How Do I Support Someone who is Grieving?
People who are in the process of grieving need support from their friends and family. But what is support, really, and what do mourners need? Two kinds of support are useful to mourners: practical support and emotional support.
After a death, for example, arrangements need to be made. Since those closest to the deceased are probably in a state of shock or denial, they may need friends and family to help them with the arrangements. They may also need help with other tasks of daily living. The support may come in the form of doing things for them or with them, or it may come in the form of advice.
Different mourners need different kinds of support and different amounts of support.
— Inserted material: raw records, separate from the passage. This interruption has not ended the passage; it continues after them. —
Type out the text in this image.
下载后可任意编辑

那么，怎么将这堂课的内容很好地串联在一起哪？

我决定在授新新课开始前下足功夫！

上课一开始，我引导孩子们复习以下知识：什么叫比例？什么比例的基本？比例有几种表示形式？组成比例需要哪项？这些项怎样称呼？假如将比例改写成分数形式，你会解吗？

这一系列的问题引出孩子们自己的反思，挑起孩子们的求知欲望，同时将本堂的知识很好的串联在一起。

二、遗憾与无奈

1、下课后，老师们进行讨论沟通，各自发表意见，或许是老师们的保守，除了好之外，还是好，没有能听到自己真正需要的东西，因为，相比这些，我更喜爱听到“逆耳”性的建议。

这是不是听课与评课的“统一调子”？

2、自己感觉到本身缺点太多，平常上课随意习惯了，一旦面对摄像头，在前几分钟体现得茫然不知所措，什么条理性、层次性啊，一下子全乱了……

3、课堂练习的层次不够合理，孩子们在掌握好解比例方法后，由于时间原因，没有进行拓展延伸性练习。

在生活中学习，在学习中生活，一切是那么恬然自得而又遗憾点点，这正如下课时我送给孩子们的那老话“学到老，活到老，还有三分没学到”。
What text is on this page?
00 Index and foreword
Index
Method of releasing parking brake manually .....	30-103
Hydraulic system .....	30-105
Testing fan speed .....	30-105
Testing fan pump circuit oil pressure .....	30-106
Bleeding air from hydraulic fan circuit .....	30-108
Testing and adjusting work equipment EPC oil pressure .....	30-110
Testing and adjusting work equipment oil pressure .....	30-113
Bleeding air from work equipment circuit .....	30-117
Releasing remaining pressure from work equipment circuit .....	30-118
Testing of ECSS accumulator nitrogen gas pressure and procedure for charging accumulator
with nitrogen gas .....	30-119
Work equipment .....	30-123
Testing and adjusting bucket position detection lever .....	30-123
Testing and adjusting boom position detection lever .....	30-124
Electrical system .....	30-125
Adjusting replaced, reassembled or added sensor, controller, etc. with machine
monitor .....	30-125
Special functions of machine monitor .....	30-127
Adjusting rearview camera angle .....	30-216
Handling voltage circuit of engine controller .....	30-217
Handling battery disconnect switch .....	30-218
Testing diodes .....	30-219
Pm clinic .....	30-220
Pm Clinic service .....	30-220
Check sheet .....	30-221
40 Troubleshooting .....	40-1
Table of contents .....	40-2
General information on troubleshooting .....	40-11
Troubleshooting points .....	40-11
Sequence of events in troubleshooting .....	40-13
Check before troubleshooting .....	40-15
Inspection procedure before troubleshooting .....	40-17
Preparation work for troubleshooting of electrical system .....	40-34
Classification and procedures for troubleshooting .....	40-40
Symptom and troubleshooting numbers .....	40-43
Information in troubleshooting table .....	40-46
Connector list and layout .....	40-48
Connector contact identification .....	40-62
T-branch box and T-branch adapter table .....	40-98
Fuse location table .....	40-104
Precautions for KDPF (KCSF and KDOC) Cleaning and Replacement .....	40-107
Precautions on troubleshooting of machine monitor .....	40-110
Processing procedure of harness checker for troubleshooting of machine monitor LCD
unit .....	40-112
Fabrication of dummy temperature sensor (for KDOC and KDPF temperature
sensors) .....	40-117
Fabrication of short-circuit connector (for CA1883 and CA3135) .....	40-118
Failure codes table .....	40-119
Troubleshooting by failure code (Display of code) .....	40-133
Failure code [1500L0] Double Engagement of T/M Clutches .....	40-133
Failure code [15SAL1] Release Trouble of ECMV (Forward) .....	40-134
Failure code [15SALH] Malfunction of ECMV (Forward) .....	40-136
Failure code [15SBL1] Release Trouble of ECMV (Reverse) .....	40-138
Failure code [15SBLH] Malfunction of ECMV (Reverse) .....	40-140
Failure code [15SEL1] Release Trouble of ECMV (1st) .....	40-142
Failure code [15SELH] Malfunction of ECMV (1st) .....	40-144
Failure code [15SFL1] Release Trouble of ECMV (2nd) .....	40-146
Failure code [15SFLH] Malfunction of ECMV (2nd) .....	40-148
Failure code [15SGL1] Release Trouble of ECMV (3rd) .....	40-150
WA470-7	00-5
- Some people will need support in making decisions, and other people will want to make all of the decisions on their own.
- Some people would be lost without advice, and for other people advice is just a burden.
- Some people need family members to take over the tasks of maintaining the household, such as cooking meals or cleaning up, and for other people being occupied by those activities is a blessing.
It takes an observant person to know what is actually needed. And it takes a kind and considerate person to put his/her own needs or ways of doing things aside and respond to the actual needs of the mourner.
Emotional support comes in only one form: being emotionally “there” for the mourner. It means listening intently and responding empathically. If you tune in and really listen empathically, it will be easier for you to pick a response that will really helpful for the mourner.
Listening and responding empathically requires you to take a step out of your normal ways of thinking and “get into the shoes” of the other person.
You might want to hear “Everything will be alright” or “You poor thing” or “It is better to distract yourself by going back to work as soon as possible” or “I know you are strong enough to get through this” or “I’ve had the same experience as you” or………. But the mourner might not want to hear these things.
Responding empathically is actually not all that hard, and picking an empathic response will become easy the more you practice it.
Empathy is different from sympathy, is different from reassurance, and is different from advice giving. Empathic responses accurately reflect and validate what the person is feeling. Empathic responses can be short, such as “Yeah”, “Wow”, “Gee”, “Oooh”, or “Ugh”. Empathic responses can also be longer, such as “You look like this is very hard for you”, or “It seems that making all of these decisions can be rather overwhelming”, or “You look like that comment bothered you”, or “You seem worried about what to tell the children”, or “Finishing that part of the task seems like it made you feel good”.
Empathy is all about understanding a person’s feelings and is all about reflecting them in a useful way. Empathy helps the mourner feel connected and not so alone. Empathy also helps the mourner feel strong enough to tackle the difficult tasks ahead.